Na'ope, who in 2006 was honored with a National Heritage Fellowship award by the National Endowment for the Arts, died Oct. 26 at his home in Hilo, Hawaii, after battling cancer. His death was announced by the Office of Hawaiian Affairs.
Na'ope (pronounced nah-OH-peh) co-founded the Merrie Monarch Festival, a celebration of hula held annually since the early 1960s in Hilo on the Big Island of Hawaii. The festival honors King David Kalakaua, dubbed the Merrie Monarch, who encouraged a renaissance of native culture during his reign from 1874 to 1891, when the Hawaiian Islands were an independent nation. For many years "Uncle George" Na'ope and Dorothy "Auntie Dottie" Thompson ran the event together, shaping it into the world's premier hula competition.
Revered as a kumu hula (hula master), Na'ope also was considered an expert in traditional chants, the oral history of the South Pacific islanders who settled Hawaii.

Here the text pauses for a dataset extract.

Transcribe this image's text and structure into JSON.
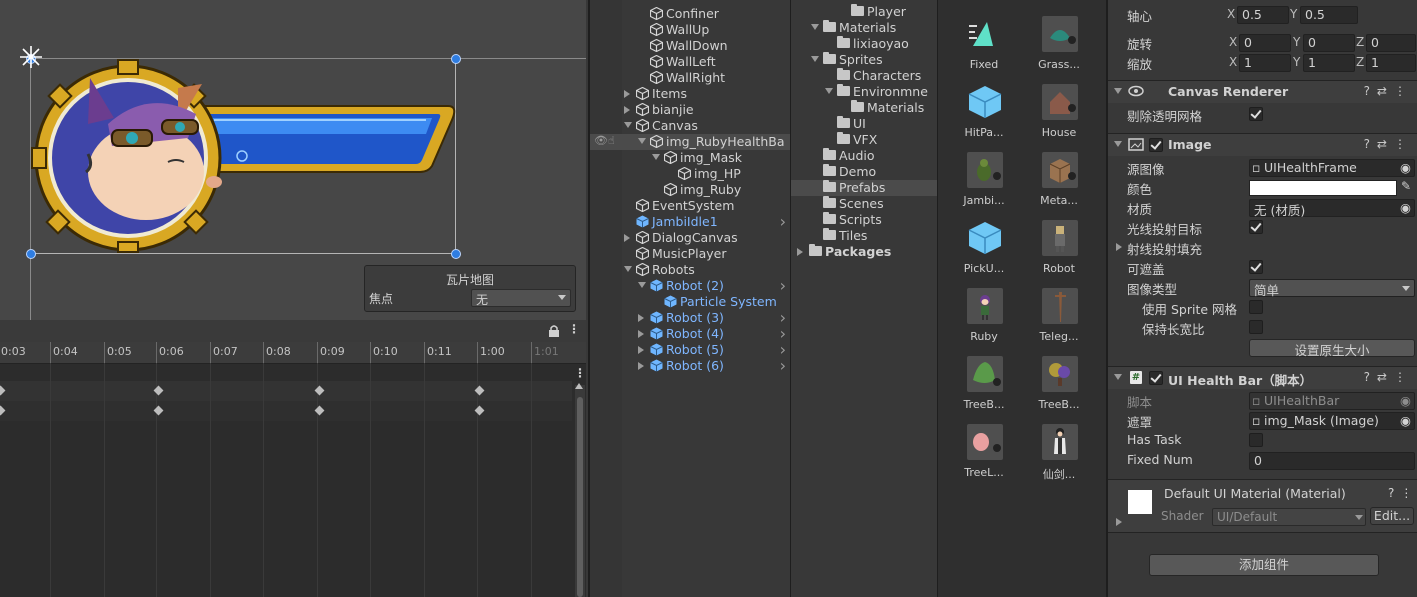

"In the ancient hula and in all of our chants are the history of Hawaii," Na'ope said in an interview with the NEA in 2006. "Many of the chants are not in books -- they were handed down from generation to generation. We've tried to preserve all of that so that our youngsters today will know how our people lived in the days of their forefathers and our forefathers."
He was born George Lanakilakekiahiali'i Na'ope in Kalihi on Oahu on Feb. 25, 1928, and raised in Hilo. His father was a merchant seaman, and his great-grandmother, Malia Na'ope, was a hula master who began teaching him the traditional dance when he was 3. He also studied the flowing, pantomimic dance form under two other noted instructors, Iolani Luahine and "Mama" Fuji.
While absorbing ancient dance and chanting, Na'ope also became proficient on the ukulele. In the 1950s, as a member of the Ray Kinney Orchestra, he sang, danced and played popular Hawaiian tunes for the tourists streaming across the Pacific from the Mainland.
He began teaching traditional hula in the 1940s and led a revival of male hula, which is now a featured part of the Merrie Monarch Festival. He traveled around the world putting on hula demonstrations and leading students in the traditional steps.
But Na'ope seemed most comfortable at home on the Big Island, where he had a sliding scale of instructional fees. According to a 1999 Honolulu Star-Bulletin profile, he charged $3 for hula lessons but accepted alternative forms of payment.
"Bananas and papayas and ulu and potatoes -- that's the kind of money I get paid in," he said with a chuckle.
Known as a natty dresser with a penchant for rings on every finger, Na'ope could be a stern teacher who demanded excellence from his students.
"We must remember who we are and that our culture must survive in this modern world," Na'ope said in the NEA interview. " . . . Teach it and share it and not hide it. I tell the young people to learn the culture and learn it well, preserve it so their children and their children's children can continue with our culture and that our culture will live forever."
Survivors include a brother and three sisters.